Our null hypothesis here would be that there is no difference in pronunciation of the word gif across different social media networks. The chi square test is going to tell us if the proportion of giant pronouncers is more or less the same across Facebook and Twitter (i.e., comes from a null hypothesis world where preferred social media network has nothing to do with gif pronunciation), or if it is different across Facebook and Twitter (comes from a world that would support our hypothesis that there is some systematic difference here).

chisq.test(demTab)
## 
##  Pearson's Chi-squared test with Yates' continuity correction
## 
## data:  demTab
## X-squared = 0.099888, df = 1, p-value = 0.752

These results, p=0.752, mean that there is a 75.2% chance that these values come from a population where there is no systematic difference in pronunciation across groups. This is a pretty high chance, we can’t reject the null hypothesis. In other words, which social media network you prefer probably has nothing to do with how you pronounce gif.

t-test

Here we’ll perform an independent two group t-test. The null hypothesis here would be that the mean of a continuous variable (in this case SickHome) does not differ between two groups (in this case, either Facebook and Twitter users or gif/jif pronouncers). There are other kinds of t-tests we won’t cover here, but note that they always deal with differences in means, and therefore require a continuous variable.
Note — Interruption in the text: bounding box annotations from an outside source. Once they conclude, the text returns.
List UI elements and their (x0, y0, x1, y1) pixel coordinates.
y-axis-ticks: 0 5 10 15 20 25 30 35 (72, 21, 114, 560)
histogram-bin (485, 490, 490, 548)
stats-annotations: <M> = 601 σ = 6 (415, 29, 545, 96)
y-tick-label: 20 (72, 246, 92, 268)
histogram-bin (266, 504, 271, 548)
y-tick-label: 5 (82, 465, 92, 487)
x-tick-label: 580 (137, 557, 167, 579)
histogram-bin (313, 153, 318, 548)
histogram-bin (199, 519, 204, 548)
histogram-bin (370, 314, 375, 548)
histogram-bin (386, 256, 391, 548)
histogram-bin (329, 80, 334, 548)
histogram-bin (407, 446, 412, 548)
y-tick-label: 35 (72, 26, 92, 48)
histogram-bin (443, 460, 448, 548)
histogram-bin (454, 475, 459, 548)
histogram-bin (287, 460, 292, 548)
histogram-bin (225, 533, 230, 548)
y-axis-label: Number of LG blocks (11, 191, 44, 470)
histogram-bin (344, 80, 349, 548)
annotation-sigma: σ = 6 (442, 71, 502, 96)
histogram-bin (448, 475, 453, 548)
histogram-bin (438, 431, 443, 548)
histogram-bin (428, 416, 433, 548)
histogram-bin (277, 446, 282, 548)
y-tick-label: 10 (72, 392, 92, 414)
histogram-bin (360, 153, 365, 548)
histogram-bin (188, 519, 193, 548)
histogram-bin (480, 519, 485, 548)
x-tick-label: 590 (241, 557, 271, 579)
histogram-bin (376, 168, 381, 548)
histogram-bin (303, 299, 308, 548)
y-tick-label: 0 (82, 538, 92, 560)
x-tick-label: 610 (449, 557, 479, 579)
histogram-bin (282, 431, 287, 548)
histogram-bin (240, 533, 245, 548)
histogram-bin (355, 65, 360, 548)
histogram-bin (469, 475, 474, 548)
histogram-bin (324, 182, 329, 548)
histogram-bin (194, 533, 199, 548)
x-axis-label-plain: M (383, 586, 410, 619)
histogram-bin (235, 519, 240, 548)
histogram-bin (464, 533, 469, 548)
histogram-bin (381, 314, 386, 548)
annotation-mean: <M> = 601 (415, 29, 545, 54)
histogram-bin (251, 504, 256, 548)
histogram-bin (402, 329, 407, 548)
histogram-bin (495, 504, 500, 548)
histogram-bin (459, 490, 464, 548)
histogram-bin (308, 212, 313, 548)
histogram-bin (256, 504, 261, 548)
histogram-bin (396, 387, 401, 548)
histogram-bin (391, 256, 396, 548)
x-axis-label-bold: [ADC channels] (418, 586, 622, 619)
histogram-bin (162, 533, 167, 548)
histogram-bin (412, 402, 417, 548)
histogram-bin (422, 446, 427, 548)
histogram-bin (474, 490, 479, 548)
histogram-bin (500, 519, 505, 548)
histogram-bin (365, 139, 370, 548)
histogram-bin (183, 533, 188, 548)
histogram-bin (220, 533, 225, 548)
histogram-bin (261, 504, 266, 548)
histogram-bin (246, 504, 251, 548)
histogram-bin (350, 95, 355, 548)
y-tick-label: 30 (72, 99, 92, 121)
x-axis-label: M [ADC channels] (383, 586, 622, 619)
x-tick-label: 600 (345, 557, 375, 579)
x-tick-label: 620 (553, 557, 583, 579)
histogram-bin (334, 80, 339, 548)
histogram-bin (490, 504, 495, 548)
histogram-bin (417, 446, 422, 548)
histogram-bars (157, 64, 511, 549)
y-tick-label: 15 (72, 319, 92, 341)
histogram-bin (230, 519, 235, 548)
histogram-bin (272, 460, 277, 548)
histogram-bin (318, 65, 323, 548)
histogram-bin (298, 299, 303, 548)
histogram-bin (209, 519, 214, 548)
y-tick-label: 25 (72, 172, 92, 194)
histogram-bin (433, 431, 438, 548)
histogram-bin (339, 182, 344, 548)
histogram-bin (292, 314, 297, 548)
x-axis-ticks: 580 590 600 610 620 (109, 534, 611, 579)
# independent 2-group t-test
x<-t.test(dem$SickHome~dem$PronGif) # where y is numeric and x is a binary categorical 
y<-t.test(dem$SickHome~dem$PrefSocial)
x
## 
##  Welch Two Sample t-test
## 
## data:  dem$SickHome by dem$PronGif
## t = -0.094184, df = 90.717, p-value = 0.9252
## alternative hypothesis: true difference in means is not equal to 0
## 95 percent confidence interval:
##  -10.540219   9.585973
## sample estimates:
## mean in group giant   mean in group gig 
##            43.91038            44.38750
y
## 
##  Welch Two Sample t-test
## 
## data:  dem$SickHome by dem$PrefSocial
## t = 1.6789, df = 64.679, p-value = 0.098
## alternative hypothesis: true difference in means is not equal to 0
## 95 percent confidence interval:
##  -1.750482 20.209073
## sample estimates:
## mean in group Facebook  mean in group Twitter 
##               51.63488               42.40559

The test for SickHome~PronGif has a very high p-value (p > 0.9), meaning there is over a 90% chance that our results come from a population where velar stop gif pronouncers are no more or less sick of being at home than affricate gif pronouncers.

The second test, for SickHome~PrefSocial, has a much lower p-value of 0.098, but this is still higher than the usual critical \(\alpha\) = 0.05. Looking at the mean in-group estimates for Facebook and Twitter at the bottom of the test output, we can see that Facebook users are slightly more sick (51.6) of being at home than Twitter users (42.4). The p-value means that there is about a 10% chance we could have gotten this slight difference from a population where there is actually no difference at all, and usually researchers consider this chance to be too high, and so can’t reject the null hypothesis. However, some fields use an \(\alpha\) = 0.1, and others who did use \(\alpha\) = 0.05 might refer values of \(\alpha\) < 0.1 as “marginally significant”, meaning they are suggestive of support for the hypothesis, but inconclusive (further work is needed).

Something that requires caution is that we perhaps did a bit of digging here: if we test every categorical variable we can think of against SickHome (of course, we only had two) we’ll eventually find one that looks like it’s systematically different across groups. Remember that the p-value represents the probability that you would find the result you did given the null hypothesis is true, and the more you query the same data, the more likely you become to accidentally find support for your hypothesis even though the null hypothesis shouldn’t be rejected (i.e., you become more prone to Type I errors).